I had run out of delaying tactics. The Merino Lace socks were finished, and all the additional wool in the new gray color was spun. I told myself that I was not allowed to start any other knitting or spinning projects until I got started on the handspun sweater I've been sneaking up on all this time. That gave me just the little push I needed to get over the hump. I felt stymied, briefly, bottled up and frustrated. But in a couple of days I gathered my mental energy, got up a head of steam, and got going.
First I needed to get better acquainted with the yarn, which up until then I had only petted and admired. I tried doing the wraps-per-inch test, but I'm not sure I had that right, as it kept coming out as chunky weight, which it assuredly isn't. Next I painstakingly counted all the threads in the skeins to estimate yardage and wound them into balls. It felt alive and resilient in the handling. I carefully weighed each ball and calculated the yards per pound. That didn't really tell me much either. How many yards per pound should there be for a given thickness of yarn? I'm not experienced enough to say. The one thing this exercise did tell me is that, although it looks fairly consistent, the yarn varies quite a bit in thickness from ball to ball.
Finally, there was nothing for it but to actually knit some of the stuff.
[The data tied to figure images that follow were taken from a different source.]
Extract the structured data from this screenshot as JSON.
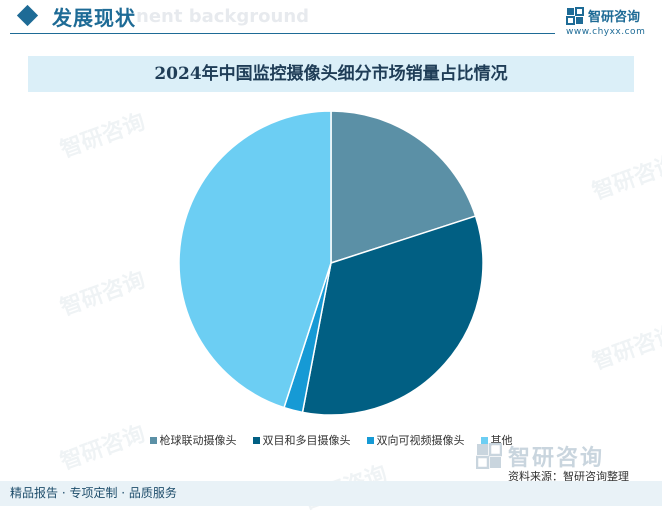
{
  "header": {
    "section_title": "发展现状",
    "watermark_text": "nent background",
    "brand_name": "智研咨询",
    "brand_url": "www.chyxx.com"
  },
  "chart_data": {
    "type": "pie",
    "title": "2024年中国监控摄像头细分市场销量占比情况",
    "categories": [
      "枪球联动摄像头",
      "双目和多目摄像头",
      "双向可视频摄像头",
      "其他"
    ],
    "values": [
      20.0,
      33.0,
      2.0,
      45.0
    ],
    "colors": [
      "#5b90a6",
      "#015f83",
      "#169ad5",
      "#6ccef3"
    ],
    "start_angle": "12 o'clock, clockwise",
    "legend_position": "bottom"
  },
  "watermark": {
    "brand_name": "智研咨询",
    "tagline": "INTELLIGENCE RESEARCH GROUP"
  },
  "source": {
    "text": "资料来源：智研咨询整理",
    "brand_name": "智研咨询"
  },
  "footer": {
    "text": "精品报告 · 专项定制 · 品质服务"
  },
  "colors": {
    "brand": "#1e6b96",
    "title_bar": "#dbeff8",
    "footer_bar": "#e9f2f7"
  }
}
I took a wild guess and grabbed a pair of US size 7 needles, jumped in and started swatching. It worked up in the neighborhood of a worsted-weight gauge, a little loftier than I realized.
And you know what? It's real yarn. Yarn that you can knit with. Rather nice yarn, in fact. It's crisp and eager to please. It doesn't drape lazily like the Cashmerino; it perches on the edge of its seat, ready to jump up and go, light on its feet. Right then, I told it, let's get to work! I still had some work left to do to sort out the details of the sweater design, but set to it with a will and soon had it done.
I needed something that would use the five different natural colors of Coopworth wool that I had spun. I didn't actually set out, originally, to make a multi-colored project; it just happened. It all started with a half-pound of dark brown Coopworth that I bought to practice on when I first got my spinning wheel. Then, wondering what to do with the yarn, I found other colors to combine with it. Of course, I don't think I'll end up actually using that first bit for the sweater. It's the yarn I learned on, and it shows, though I love it all the same.
I settled on a color-blocked design, with set-in sleeves and a square neck, and swatched to see how the colors would look. The warm tan really seemed to jump out from the other colors. So instead of graduating all the colors from dark to light, I moved the to the bottom as a sort of edge accent. I tried out the cable motif I want to use down the front, to make sure it would work. And since it needed a name, I dubbed it the Cannonball sweater.
So now I'm happily on my way. In fact, I took it with me on yet another trip this week. Normally, I take socks for portability, instead of a bigger project, but I think I've had enough of socks for now. So I packed circular needles for the plane and straight ones for the hotel room and, optimistically, five balls of yarn, one in each color.
I did get quite a bit done by the time I got back, thankful to be home again. Here's most of the back, and I'm partway up the front as well. Of course, stockinette stitch in worsted weight does go quickly -- a welcome change after a stint of lacy patterns in tiny sock yarn. In any event, I'm awfully excited to have this project underway and see how it will turn out. And I'll never again be quite so hesitant to dive in and knit with my handspun.
Thank goodness, the Cannonball sweater is finally rolling!